[사기·상습사기·상습도박][집17(2)형,023]
The case holding that the so-called "a person who needs a statement in court cannot make a statement because of death, illness, or any other cause" of Article 314 of the Criminal Procedure Act shall not be deemed to fall under the so-called "
With respect to a person for whom a writ of summons is impossible to be served, if the public prosecutor withdraws the request for summons of both parties without the request for compulsory appearance against the person who fails to be summoned twice or more without the investigation of his whereabouts, and the public prosecutor withdraws the request for summons of both parties, and if it is impossible to examine the person in the courtroom to prove the authenticity of the formation of each protocol of statement, the exception to the admissibility of evidence under this Article shall not be admitted.
Article 314 of the Criminal Procedure Act
Defendant 1
Defendant 2
Prosecutor
Gwangju District Court Decision 68No660 delivered on February 15, 1969
Each appeal shall be dismissed.
From among detention days after the appeal, 60 days shall be included in the principal sentence.
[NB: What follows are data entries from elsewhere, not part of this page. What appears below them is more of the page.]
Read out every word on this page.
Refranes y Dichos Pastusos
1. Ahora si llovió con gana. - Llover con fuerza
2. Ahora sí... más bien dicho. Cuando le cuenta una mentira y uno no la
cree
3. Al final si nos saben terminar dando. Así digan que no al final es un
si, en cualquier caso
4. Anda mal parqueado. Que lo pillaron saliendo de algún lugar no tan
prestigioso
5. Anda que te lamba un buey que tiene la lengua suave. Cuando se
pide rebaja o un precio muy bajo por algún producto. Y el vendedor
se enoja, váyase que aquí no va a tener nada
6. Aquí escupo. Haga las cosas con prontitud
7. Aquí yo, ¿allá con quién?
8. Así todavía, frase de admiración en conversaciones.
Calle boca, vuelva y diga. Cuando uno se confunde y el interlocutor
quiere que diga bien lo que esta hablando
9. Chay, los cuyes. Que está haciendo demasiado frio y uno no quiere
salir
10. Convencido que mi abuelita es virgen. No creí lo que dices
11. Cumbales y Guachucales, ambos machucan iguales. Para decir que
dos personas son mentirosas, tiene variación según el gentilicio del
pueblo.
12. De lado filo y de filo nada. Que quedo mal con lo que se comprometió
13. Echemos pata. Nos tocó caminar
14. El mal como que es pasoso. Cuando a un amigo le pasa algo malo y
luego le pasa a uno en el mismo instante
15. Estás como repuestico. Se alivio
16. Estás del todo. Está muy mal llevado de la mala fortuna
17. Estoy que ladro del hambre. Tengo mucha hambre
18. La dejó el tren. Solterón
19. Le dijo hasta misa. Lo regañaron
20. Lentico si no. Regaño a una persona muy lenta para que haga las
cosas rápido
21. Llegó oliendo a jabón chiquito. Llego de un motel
(1) We examine the grounds of appeal by Defendant Kim Sung-hwan
The summary of this case is that the defendant provided the gambling place in this case and lent gambling money to Kim-ju who is co-defendant at the court below. However, since the defendant asserts that he did not have committed a fraudulent gambling, the defendant denies the criminal facts of this case and makes the defendant's situation that the court below's form of punishment is excessive. If the evidence of the court of first instance maintained by the court below is examined in accordance with the records, it cannot be said that the court below erred in the judgment of the court of first instance which recognized the criminal facts of this case, and even if considering the circumstances such as theory of lawsuit, it cannot be said that there is no error in the law of law in the judgment of the court of first instance which recognized the court of first instance, and even if the defendant was sentenced to a punishment of two-year imprisonment, it cannot
(2) We examine the grounds of appeal by the Prosecutor of the Gwangju District Prosecutor's Office;
According to the records, Defendant 2 rejected the suspect examination protocol prepared by the judicial police officer in charge of handling affairs against Nonindicted 1 of the theory of lawsuit against the defendant, and the suspect examination protocol prepared by the judicial police officer in charge of handling affairs against Nonindicted 2, who is not the defendant, and the suspect examination protocol prepared by the judicial police officer in charge of handling affairs against the defendant, and it is evident that the prosecutor does not consent to the admissibility of evidence. The prosecutor adopted and summoned the above two persons to the court in order to prove the authenticity of the statement statement in the investigation agency by the court, but the summons was not served on Nonindicted 1, but the prosecutor withdrawn the request for summons of the person without the investigation. The prosecutor withdrawn the request for summons of the person without the appearance of the person, and the prosecutor withdraws the request for summons of the person in question without the appearance of the person in question without the appearance of the person in question, and in the above case, it is evident that Nonindicted 1 and 2 were unable to examine the person in question, who is the original witness in the above investigation agency, and thus, it cannot be found that the person's statement in the grounds of appeal cannot be established in so-called evidence.
Therefore, the grounds of appeal on the defendant Kim Sung-hwan and the appeal by the prosecutor on the defendant Lee Jae-hwan are groundless, and it is so decided as per Disposition with the assent of all participating Justices.